The ability to write off interest paid on an investment loan is critical to the financial success of many leverage strategies employed by investors. What's more, the basis of such interest deductibility is firmly rooted in the Income Tax Act.

The Act states that if funds are borrowed for the purpose of earning business or investment income, the interest paid on such funds is tax deductible.

However, some recent comments by the Canada Revenue Agency have called into question exactly how much interest is deductible when it comes to the matter of partially paying down a line of credit.

Let's assume Doug has a secured line of credit that he took out last year to renovate his home. The balance owing on Jan. 1, 2008, was $60,000. Since the interest paid on the line of credit is not deductible, the loan is often referred to as "ineligible."

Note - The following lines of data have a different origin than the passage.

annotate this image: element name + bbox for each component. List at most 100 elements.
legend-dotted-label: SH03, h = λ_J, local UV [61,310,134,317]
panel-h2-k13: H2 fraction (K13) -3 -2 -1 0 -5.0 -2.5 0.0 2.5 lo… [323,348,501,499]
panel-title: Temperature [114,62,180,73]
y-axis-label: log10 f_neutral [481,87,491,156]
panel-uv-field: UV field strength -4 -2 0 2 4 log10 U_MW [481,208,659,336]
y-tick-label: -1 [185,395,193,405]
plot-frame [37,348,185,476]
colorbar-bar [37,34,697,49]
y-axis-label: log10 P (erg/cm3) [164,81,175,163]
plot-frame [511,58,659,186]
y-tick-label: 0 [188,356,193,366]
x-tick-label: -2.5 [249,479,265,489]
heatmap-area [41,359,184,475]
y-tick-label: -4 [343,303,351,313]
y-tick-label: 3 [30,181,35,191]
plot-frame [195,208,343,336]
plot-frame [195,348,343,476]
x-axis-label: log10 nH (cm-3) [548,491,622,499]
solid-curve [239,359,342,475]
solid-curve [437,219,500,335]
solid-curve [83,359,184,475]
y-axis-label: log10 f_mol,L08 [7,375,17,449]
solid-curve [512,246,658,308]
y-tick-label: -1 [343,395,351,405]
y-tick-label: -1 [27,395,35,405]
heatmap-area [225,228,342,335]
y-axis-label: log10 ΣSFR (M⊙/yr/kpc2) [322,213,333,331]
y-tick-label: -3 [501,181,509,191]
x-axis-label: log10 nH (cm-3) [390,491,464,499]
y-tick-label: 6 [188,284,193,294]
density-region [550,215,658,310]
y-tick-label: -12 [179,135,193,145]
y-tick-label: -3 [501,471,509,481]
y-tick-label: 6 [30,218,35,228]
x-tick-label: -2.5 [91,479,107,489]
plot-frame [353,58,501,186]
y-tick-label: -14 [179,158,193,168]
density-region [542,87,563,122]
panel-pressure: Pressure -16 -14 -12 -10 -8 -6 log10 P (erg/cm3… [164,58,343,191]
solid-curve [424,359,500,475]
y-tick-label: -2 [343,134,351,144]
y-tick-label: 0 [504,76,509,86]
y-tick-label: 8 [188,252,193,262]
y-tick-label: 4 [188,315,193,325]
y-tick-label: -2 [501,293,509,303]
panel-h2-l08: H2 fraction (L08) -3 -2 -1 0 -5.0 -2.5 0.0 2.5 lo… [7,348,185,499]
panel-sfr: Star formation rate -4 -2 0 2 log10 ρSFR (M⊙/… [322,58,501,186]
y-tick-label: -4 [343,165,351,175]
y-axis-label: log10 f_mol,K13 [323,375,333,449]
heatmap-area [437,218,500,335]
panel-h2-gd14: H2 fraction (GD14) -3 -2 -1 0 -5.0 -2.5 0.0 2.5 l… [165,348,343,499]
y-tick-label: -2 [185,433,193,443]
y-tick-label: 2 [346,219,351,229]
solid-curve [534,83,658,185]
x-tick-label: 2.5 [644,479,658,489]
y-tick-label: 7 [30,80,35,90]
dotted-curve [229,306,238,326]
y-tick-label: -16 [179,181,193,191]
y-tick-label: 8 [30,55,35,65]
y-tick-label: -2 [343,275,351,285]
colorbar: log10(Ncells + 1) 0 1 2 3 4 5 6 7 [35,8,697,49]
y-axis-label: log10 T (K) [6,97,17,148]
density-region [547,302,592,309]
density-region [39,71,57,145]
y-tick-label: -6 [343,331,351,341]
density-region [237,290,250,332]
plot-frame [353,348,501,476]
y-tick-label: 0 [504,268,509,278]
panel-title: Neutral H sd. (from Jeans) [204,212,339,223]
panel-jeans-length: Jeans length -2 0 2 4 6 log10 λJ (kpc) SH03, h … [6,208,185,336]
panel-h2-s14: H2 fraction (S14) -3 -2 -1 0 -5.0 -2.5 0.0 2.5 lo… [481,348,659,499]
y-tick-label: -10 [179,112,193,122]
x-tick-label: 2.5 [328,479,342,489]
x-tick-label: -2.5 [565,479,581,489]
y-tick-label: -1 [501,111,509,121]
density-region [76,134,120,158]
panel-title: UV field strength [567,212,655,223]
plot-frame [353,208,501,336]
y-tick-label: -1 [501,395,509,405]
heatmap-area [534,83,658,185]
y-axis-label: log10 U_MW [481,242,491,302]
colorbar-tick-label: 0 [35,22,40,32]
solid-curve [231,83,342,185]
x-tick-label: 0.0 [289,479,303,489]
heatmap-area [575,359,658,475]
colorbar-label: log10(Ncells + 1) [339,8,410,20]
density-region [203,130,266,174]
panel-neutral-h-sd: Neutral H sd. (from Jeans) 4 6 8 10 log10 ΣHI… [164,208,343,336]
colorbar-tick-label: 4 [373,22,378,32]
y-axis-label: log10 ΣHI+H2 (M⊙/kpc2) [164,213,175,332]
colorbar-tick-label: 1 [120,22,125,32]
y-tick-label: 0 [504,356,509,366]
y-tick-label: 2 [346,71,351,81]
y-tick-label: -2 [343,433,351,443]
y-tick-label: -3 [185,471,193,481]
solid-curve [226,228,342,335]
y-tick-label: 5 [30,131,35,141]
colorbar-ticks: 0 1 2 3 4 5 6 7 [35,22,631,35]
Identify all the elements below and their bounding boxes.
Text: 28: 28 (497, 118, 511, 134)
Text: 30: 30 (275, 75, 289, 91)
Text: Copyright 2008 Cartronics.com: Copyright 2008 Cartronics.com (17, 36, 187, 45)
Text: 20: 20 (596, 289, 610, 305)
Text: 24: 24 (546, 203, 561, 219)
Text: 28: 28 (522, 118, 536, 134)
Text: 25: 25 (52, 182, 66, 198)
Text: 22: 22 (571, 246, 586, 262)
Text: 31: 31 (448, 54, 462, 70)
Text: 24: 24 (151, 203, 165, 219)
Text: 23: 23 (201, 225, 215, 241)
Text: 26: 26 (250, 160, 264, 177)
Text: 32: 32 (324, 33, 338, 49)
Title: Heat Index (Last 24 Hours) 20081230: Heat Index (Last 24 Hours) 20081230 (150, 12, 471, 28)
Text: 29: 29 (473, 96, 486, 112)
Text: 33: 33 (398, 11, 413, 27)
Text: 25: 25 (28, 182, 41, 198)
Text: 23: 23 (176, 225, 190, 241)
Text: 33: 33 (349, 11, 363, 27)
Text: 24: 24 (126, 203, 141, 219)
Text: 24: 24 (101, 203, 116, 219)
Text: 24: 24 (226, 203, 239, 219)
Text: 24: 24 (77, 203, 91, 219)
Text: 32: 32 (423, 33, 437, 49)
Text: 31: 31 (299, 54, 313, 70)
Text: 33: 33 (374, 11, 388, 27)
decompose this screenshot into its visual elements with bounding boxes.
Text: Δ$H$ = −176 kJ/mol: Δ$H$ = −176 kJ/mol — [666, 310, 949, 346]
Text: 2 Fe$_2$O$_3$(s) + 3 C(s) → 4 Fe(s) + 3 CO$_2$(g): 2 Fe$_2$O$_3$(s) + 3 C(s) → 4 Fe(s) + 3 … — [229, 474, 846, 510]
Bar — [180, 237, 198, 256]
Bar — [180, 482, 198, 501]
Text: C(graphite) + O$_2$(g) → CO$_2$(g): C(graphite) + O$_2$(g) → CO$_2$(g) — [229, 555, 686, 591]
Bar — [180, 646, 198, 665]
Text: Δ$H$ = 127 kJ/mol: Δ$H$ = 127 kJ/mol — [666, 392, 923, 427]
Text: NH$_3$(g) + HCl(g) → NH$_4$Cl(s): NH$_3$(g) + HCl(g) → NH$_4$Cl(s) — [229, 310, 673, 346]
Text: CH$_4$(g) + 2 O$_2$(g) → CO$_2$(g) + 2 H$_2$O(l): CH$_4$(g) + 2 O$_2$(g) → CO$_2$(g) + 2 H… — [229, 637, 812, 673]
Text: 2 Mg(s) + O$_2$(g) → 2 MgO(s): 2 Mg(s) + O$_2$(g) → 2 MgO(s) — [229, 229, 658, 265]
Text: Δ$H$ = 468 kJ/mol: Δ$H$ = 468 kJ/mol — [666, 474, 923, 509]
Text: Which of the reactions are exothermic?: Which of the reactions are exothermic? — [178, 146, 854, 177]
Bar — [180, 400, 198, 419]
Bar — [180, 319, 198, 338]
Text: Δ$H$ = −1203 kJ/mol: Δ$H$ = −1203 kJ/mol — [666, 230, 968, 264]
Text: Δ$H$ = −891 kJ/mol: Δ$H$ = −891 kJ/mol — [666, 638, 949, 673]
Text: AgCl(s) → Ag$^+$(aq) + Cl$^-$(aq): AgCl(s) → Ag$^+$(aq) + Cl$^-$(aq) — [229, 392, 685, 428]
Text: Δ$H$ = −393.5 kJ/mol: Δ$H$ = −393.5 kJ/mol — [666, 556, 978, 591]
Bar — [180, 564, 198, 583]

This month, Doug decides to borrow money to begin a leveraged investment program and thus increases his line of credit by $40,000, bringing the new balance to $100,000. The $40,000 is invested in a broad range of securities for the purpose of earning income and thus is considered eligible for interest deductibility.

As a result, Doug should be able to deduct approximately 40% of the interest paid.

Now let's assume that on Feb. 1, 2008, Doug receives his 2007 bonus and decides to pay down his line of credit by $20,000. The new balance owing on the line of credit at Feb. 1 is now $80,000. The full $40,000 remains invested in income-producing securities.

The question is how much of the February, 2008, interest paid would be tax deductible? While you might conclude 50% of the interest would be tax deductible since $40,000 of the $80,000 outstanding balance remains invested for the purpose of earning income, the CRA disagrees. In its view, when the principal portion of a line of credit is repaid, such repayment reduces both the portions of the line of credit used for eligible and ineligible purposes. In other words, Doug cannot choose to allocate the $20,000 payment made on his line of credit to the ineligible use. Rather, any repayments are considered to be made pro rata. Since Doug's $100,000 line of credit was 60% ineligible and 40% eligible, the $20,000 payment made on Feb. 1 must be allocated accordingly.

Doug should probably have established a separate line of credit in which the borrowings are used exclusively for investment purposes. That way, 100% of the interest paid would have been tax deductible.